Неожиданно я получил новое письмо от Леры. Она писала так, как будто опять хотела меня видеть.

ПИСЬМО ЛЕРЫ ГУСТАФСОН


Женька, дорогой мой, родной, привет!
Только что узнала, что смогу передать тебе письмо и сразу же пишу.
Уже ночь, в Нью-Йорке холодно, а у меня в квартире и подавно и не от того, что открыто окно, и я заглатываю этот холодно-морозный воздух, а потому что рядом со мной, на «нашем диванчике», нет тебя, такого милого, родного, драгоценного, любимого человека, единственно-неповторимого в целом мире и без которого мне так тоскливо, одиноко и безысходно. Ищу рукой рядом, смотрю на пустоту около себя, на это холодное ложе, прижимаюсь щекой к твоей подушке — нету! Ну, где же ты в этот час, опять на другом полушарии и у тебя уже 7 часов утра следующего дня, как же это далеко. Расстоянием отделены и временем, а соединены всем остальным. Тоскую, тоскую без тебя, а жизнь идет, летит и пролетает мимо, остается только мечтать...
И я улетаю мечтами к тебе, и вижу тебя, и себя, мы вместе, все равно где — в Москве, на море, в тысяче других городов, но в м е с т е, и я даже вижу твою дочку, а, может, и нашу, и всех других твоих родных и мне поэтому родных и дорогих людей. Вспоминаю, вспоминаю и мечтаю, это — прекрасно! Мы были вместе в Нью-Йорке на Новый Год и на Рождество, и на Старый Новый Год, и в Москве, и на море, а что готовит нам будущее? Не знаю, что будет, но чувствую, что будем вместе, не знаю, надолго ли, но хочу навсегда, не знаю когда, но хочу сейчас и всего сразу и много, и тебя — очень! Прижимаюсь губами к твоим губам, ищу их и целую, не отрываясь, и в то же время тихо, мне так нравилось целовать тебя, любить твои губы, они такие тонкие, но потрясающие в поцелуе, это меня очень удивляло, и я даже, когда тебя целовала, проверяла языком — действительно, тонкие, а такие всеобъемлющие, меня всю поглощающие, и как это тебе удавалось так заполнить меня, всю захватить, перелиться и продолжиться во мне?
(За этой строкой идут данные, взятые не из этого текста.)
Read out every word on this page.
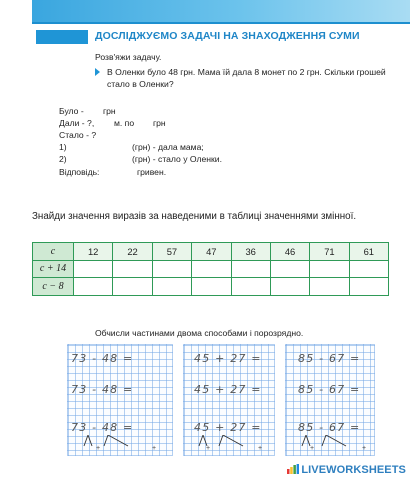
ДОСЛІДЖУЄМО ЗАДАЧІ НА ЗНАХОДЖЕННЯ СУМИ
Розв'яжи задачу.
В Оленки було 48 грн. Мама їй дала 8 монет по 2 грн. Скільки грошей стало в Оленки?
Було - грн
Дали - ?, м. по грн
Стало - ?
1)	(грн) - дала мама;
2)	(грн) - стало у Оленки.
Відповідь:	гривен.
Знайди значення виразів за наведеними в таблиці значеннями змінної.
c	12	22	57	47	36	46	71	61
c + 14								
c − 8								
Обчисли частинами двома способами і порозрядно.
73 - 48 =
73 - 48 =
73 - 48 =
+	+
45 + 27 =
45 + 27 =
45 + 27 =
+	+
85 - 67 =
85 - 67 =
85 - 67 =
+	+
LIVEWORKSHEETS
Пишу такие длинные предложения, как шарф вяжу, обвязываю шар, протягивая нить к тебе, так не хочу останавливаться, говоря о тебе, хочу связать длинную лестницу, сан-францисский мост и добраться до тебя, ощутить, прижаться к тебе и раствориться в тебе. И вот ты уже рядом со мной, опять — я открываю дверь ключом, а ты идешь навстречу, из комнаты, заполняя собой мой узкий коридор, улыбаясь всегда чуть виновато, как только ты можешь. И теперь я говорю:
«Здравствуй!»
Мой день и эти дни без тебя забыты. Я в твоем мире, сегодняшней ночью я живу тобой, ощущая тебя, улыбаясь тебе, дотрагиваясь до тебя. Мечта — реальность. Реальность — мечта. Ну, как ты, родной? Что с тобой произошло за эти недели без меня? Я жду тебя, все время пытаясь и порываясь тебе звонить и отговаривая себя, что тебя наверняка нет дома (когда ты точно бываешь?), я хочу тебе звонить, когда я хочу, а не по расписанию, что это такое?, хочу звонить, когда умираю от желания тебя услышать и борюсь с собой, ты же знаешь, какая я сильная, и я всегда побеждаю (или проигрываю?), наступив на себя, как следует, каблуками. (Кстати, Игорь Палкин признал мою моральную силу, за столько лет он ее не видел, а сейчас он мне сказал, что я стала очень сильной женщиной. И прибавил: морально. Он — несчастный, ему не придется проверить мою физическую силу.) А физических сил много, поэтому я работаю и работаю, а что еще остается делать, когда тебя нет?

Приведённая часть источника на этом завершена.